The one and only thing that could be altered for security reasons would be to not let the qnap start operating fully until the usb is removed. Sure the user itself, letting the stick on the nas after decrypting is an asshole. I'd just consider this for a v2; The sound should be enough of a reminder to remove the key, and the sound is surely easier to implement than everything else.

I would really love to see this tool coming alive!!

Have a nice saturday!

Cheers
Hank

[Hank Moody]

Any progress over here.. ?

[OneCD]

Happy to revisit this as I now have time to take on a new project (i.e. I'm bored. )

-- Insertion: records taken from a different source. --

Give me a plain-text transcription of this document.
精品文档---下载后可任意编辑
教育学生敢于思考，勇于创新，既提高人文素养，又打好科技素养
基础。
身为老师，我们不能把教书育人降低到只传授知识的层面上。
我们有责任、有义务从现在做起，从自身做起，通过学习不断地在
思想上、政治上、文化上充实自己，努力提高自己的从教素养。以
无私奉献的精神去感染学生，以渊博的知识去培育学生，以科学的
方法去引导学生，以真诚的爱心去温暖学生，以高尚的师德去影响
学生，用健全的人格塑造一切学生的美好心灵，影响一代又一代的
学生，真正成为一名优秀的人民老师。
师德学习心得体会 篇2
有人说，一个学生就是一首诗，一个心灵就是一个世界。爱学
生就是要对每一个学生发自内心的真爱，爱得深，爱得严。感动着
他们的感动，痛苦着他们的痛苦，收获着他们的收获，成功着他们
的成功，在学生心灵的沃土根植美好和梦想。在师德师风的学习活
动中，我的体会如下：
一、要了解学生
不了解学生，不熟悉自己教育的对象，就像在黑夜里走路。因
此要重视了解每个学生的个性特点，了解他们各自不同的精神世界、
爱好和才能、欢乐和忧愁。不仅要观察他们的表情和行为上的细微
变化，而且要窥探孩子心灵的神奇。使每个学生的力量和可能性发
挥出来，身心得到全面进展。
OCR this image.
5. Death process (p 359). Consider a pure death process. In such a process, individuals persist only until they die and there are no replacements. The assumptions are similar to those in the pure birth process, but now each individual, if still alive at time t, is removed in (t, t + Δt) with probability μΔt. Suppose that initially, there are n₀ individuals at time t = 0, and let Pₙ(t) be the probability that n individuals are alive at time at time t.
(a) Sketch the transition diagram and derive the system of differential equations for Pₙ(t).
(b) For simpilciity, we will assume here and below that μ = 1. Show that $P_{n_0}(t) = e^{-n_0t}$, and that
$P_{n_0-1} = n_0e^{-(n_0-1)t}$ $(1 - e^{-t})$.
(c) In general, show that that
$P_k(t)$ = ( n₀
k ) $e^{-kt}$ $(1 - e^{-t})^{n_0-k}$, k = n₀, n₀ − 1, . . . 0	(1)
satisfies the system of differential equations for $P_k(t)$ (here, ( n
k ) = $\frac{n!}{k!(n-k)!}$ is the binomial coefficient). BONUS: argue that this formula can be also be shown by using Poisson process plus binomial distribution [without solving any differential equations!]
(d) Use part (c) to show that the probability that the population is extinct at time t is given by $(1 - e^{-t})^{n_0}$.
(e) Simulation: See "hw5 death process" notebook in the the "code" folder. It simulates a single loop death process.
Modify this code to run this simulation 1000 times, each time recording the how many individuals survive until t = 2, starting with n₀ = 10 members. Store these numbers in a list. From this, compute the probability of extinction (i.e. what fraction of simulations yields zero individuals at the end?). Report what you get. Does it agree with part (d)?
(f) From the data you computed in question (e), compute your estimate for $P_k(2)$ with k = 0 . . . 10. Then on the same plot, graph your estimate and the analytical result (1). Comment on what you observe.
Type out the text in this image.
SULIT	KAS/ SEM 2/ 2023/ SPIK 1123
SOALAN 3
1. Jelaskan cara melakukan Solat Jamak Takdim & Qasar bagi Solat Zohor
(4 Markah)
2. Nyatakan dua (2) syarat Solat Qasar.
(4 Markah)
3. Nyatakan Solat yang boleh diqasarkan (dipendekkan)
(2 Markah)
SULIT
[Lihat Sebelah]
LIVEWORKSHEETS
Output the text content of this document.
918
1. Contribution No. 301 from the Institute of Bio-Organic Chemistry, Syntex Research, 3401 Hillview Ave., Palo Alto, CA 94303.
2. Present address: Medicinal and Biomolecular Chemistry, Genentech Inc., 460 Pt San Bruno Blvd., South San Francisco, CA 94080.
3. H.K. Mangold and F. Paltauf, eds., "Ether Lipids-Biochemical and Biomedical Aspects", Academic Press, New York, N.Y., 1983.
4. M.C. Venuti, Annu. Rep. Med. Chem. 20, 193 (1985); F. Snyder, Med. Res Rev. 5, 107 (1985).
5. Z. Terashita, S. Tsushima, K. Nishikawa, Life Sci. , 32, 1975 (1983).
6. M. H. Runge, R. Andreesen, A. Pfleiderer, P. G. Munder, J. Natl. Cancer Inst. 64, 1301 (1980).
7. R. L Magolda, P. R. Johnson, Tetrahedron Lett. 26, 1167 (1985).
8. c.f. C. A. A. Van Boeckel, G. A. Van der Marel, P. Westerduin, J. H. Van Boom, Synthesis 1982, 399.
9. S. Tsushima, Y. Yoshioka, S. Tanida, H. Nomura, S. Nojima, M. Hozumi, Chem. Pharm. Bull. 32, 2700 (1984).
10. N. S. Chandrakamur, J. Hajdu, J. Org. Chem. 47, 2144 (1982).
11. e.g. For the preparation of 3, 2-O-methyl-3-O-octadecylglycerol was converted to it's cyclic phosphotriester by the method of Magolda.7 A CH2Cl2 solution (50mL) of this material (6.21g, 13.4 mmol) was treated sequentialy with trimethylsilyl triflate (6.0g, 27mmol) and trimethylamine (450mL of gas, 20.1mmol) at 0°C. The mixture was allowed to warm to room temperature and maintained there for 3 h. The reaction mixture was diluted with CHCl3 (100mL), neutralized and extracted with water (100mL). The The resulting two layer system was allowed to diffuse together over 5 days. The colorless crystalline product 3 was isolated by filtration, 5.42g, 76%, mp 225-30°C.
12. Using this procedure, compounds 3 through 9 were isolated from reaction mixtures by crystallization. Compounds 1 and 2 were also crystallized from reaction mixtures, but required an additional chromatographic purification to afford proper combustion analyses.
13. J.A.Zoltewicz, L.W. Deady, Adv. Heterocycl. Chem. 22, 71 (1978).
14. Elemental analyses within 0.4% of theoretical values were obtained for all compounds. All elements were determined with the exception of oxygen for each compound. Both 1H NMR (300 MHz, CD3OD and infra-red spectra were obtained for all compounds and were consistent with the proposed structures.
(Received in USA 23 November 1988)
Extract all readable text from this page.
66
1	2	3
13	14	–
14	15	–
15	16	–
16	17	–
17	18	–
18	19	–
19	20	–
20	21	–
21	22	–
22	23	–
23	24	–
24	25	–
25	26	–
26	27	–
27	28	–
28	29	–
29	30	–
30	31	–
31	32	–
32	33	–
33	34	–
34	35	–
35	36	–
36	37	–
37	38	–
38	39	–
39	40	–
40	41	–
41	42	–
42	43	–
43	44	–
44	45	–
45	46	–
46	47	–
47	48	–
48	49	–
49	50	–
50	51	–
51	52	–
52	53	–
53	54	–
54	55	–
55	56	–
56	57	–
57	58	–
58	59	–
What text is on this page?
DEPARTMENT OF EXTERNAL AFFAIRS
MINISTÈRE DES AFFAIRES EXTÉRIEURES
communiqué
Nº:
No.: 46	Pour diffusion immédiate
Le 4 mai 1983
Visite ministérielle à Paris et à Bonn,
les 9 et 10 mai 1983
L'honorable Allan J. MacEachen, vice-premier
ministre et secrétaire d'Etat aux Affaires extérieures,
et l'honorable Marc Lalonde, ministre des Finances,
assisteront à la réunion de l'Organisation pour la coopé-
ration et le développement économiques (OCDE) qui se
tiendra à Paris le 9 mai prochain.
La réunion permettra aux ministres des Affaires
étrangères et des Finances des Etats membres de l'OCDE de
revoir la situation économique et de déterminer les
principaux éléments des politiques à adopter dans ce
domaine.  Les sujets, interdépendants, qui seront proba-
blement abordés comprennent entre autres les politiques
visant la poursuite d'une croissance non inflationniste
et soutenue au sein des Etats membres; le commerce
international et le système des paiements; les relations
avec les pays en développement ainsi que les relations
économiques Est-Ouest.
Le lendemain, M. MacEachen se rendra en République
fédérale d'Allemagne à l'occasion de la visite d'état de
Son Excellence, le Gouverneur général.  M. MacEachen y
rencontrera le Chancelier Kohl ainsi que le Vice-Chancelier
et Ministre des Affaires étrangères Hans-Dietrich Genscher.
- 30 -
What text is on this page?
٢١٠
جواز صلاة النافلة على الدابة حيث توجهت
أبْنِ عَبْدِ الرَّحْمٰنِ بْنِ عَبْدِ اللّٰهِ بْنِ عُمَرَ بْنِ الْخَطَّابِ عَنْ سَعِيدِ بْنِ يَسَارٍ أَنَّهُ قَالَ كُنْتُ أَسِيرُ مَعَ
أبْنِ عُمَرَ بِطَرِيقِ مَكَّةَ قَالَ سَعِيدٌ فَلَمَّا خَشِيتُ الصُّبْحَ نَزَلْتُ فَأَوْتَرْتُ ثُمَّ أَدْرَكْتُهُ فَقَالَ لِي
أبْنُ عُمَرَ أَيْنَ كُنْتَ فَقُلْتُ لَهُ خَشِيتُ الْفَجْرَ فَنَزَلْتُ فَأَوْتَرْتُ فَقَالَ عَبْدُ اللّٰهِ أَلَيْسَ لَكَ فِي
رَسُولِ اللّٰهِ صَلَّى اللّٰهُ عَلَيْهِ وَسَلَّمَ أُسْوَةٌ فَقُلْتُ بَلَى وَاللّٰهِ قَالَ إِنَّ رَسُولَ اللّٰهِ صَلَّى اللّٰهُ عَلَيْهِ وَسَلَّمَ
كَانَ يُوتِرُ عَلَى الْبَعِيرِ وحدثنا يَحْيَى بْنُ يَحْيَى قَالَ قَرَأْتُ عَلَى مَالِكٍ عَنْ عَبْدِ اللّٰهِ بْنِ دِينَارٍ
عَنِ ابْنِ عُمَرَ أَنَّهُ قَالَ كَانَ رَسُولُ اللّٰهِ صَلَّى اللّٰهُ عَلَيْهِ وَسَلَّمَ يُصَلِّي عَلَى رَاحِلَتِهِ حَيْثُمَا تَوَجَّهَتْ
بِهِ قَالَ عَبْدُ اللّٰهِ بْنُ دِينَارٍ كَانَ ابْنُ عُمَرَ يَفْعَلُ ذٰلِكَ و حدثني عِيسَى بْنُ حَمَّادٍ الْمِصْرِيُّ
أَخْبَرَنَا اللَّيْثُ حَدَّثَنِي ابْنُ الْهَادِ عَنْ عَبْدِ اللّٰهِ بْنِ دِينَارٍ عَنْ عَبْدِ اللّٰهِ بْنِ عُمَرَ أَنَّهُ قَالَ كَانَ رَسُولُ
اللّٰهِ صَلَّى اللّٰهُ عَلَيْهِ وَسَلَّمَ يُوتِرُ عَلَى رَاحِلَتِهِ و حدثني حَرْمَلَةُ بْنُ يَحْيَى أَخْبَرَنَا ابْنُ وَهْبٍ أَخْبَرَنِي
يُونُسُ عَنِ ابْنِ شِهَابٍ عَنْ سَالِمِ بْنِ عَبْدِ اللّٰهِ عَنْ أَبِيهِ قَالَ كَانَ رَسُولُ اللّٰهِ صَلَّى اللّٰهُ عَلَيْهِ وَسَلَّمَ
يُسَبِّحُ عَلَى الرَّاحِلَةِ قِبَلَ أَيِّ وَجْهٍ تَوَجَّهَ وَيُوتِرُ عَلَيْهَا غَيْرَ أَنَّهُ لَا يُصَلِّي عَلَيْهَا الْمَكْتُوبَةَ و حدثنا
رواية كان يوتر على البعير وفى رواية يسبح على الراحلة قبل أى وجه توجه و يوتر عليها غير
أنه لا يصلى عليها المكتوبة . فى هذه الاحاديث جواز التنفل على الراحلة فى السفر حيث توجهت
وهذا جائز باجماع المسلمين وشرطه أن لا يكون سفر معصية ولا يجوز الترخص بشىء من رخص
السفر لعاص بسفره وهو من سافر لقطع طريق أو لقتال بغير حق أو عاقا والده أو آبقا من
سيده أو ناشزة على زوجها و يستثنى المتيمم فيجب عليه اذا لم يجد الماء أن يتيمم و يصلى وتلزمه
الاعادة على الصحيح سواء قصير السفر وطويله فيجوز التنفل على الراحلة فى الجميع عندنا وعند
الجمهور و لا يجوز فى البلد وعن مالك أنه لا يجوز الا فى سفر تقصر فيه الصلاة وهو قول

But before it can happen, hoping that someone (or several someones) can perform feasibility checks on a few items. I can't check for these as I don't use volume encryption.

So, we'll need to:

• ensure that it is possible to unlock a selected volume from the command-line with a saved keyfile. You'll need to show what you did to make this work. QTS must recognise that the volume is unlocked when you're done, so I suspect it won't be as simple as just unlocking with LUKS.
• check that [autorun.sh] still works during NAS startup - even if the volumes have not been unlocked. This is the easiest place I can think of to start checking for a connected USB device. [autorun.sh] is expected to be found on the DOM, but I don't know if QTS will make it to this point in startup (where [autorun.sh] is executed) in the event of a locked volume.
• put these first two tests together and ensure that volume unlocking can be performed in [autorun.sh]. If this works, then the rest is easy.
• find a universal method to make the NAS beep (HAL vs SOC).

[gasongasoff]

Did this feature ever get developed? I could totally use it. I can't use S3 sleep because my QNAP 10GBE add-in card is not compatible. Which means to save power I have to power off completely.

[Stefan5]

Any updates? That would be an awesome feature...

[jaysona]

Well, since we're all just spit balling here, and there is no real QNAP involvement, and we're well into the future of when this thread was first started, I'll say it's now time to forget USB memory stick and go with something like a YubiHSM now.

[Hank Moody]

@jaysona how would one configure an YubiHSM to work with qnap encryption? Would you mind linking some?

[jaysona]

A Google search for YubiHSM and full disk encryption will provide more than enough links for you to read.

If using a YubiHSM is not something you are familiar with, then I would not suggest using this, as it will require a lot of custom work on the QNAP, such a finding a free LUKS key slot among other things.